Way too general a question. The aerospace field contains to many different specialties that it is impossible to answer a specific subject. You could look at some job offerings in the field, and see what they are asking for. Another place is the Department of Labor website on job requirements.
Hey, I’m a mechanical engineer, too. “Aerospace” is more of an industry than a specialty. I’m guessing if you’re into aerodynamics, then not much as it is mostly fluids. If you’re messing with engines, I’d imagine thermo would become more critical.
I trained as a mechanical engineer, but never worked as one. I agree with @lilikoi that engine development heavily involves thermodynamics. The rest is fluid flow, electronics and materials science.
I wouldn’t reccommend going into aerospace. It’s a boom-and-bust industry dependant on military orders and the general economy for commercial orders. With the US nearing bankruptcy, I don’t expect to see many new military projects. With peak-oil reached and climate change, flying as a means of transport is going to decline as business travel and tourism decline.
The growth field in mechanical engineering is alternative energy. You have to know your thermo to do well in that. Have you passed your EIT exam?

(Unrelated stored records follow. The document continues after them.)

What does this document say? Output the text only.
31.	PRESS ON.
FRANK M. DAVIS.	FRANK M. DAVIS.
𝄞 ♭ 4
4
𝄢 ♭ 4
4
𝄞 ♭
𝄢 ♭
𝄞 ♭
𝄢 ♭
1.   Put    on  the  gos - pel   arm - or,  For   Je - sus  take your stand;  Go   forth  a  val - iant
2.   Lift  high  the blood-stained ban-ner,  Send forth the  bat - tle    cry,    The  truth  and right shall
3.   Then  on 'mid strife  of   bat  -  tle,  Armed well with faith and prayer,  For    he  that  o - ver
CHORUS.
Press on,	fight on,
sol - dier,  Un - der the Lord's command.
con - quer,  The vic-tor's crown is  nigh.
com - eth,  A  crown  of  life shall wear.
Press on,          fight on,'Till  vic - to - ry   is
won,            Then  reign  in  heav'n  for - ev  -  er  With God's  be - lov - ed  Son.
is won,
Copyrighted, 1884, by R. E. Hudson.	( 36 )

If you don’t lose the forest of the concepts in the trees of the math, you should be OK. For example, you might want to remember what Carnot efficiency is, even if you have a hard time working through the equations for a particular engine. You would be more interested in thrust and vibration for aerospace work.
But @stranger_in_a_strange_land has a good point. Aerospace rises and falls at the whim of the DoD and Congress. Right now, they’re eying ways to cut expenditures (Aerospace is a lot about aero and very little about space, and NASA is getting cut, too). I remember when the aircraft industry imploded in the late 1970s. A lot of engineers got laid off and never worked in the industry again.
thermodynamics is everywhere. You might not be dealing directly with familiar thermo concepts e.g. heat, work, entropy etc, but in fluid dynmamics you will use e.g. the bernoulli eqn.(thermodynamic equivalent for of fluid motion), in materials science you will be using Gibbs free energy concepts, solid state solutions stability and material phases, reaction kinetics (all thermo based or derived hence forth).
Thermo – being the basis of the description of forms and transfer of energy – will appear most places (or specialities) you look into in one form or another. Itd probably be best to push through and try and grasp the concepts.
I’ll be graduating with a degree in ME soon and if your school is like mine, keep in mind you’ll still have at least two more thermo-intensive courses such as heat & mass transfer and design of thermal systems.
@PrancingUrchin yeah i have another semester of thermo and a semester of heat transfer. i guess i’m just going to keep working on it and i’m hoping to get more and more comfortable with the material as time goes by.
@clioi Sometimes if you get “stuck” with a concept, having it explained in a different way can help. A different textbook, a video of a different lecturer, etc.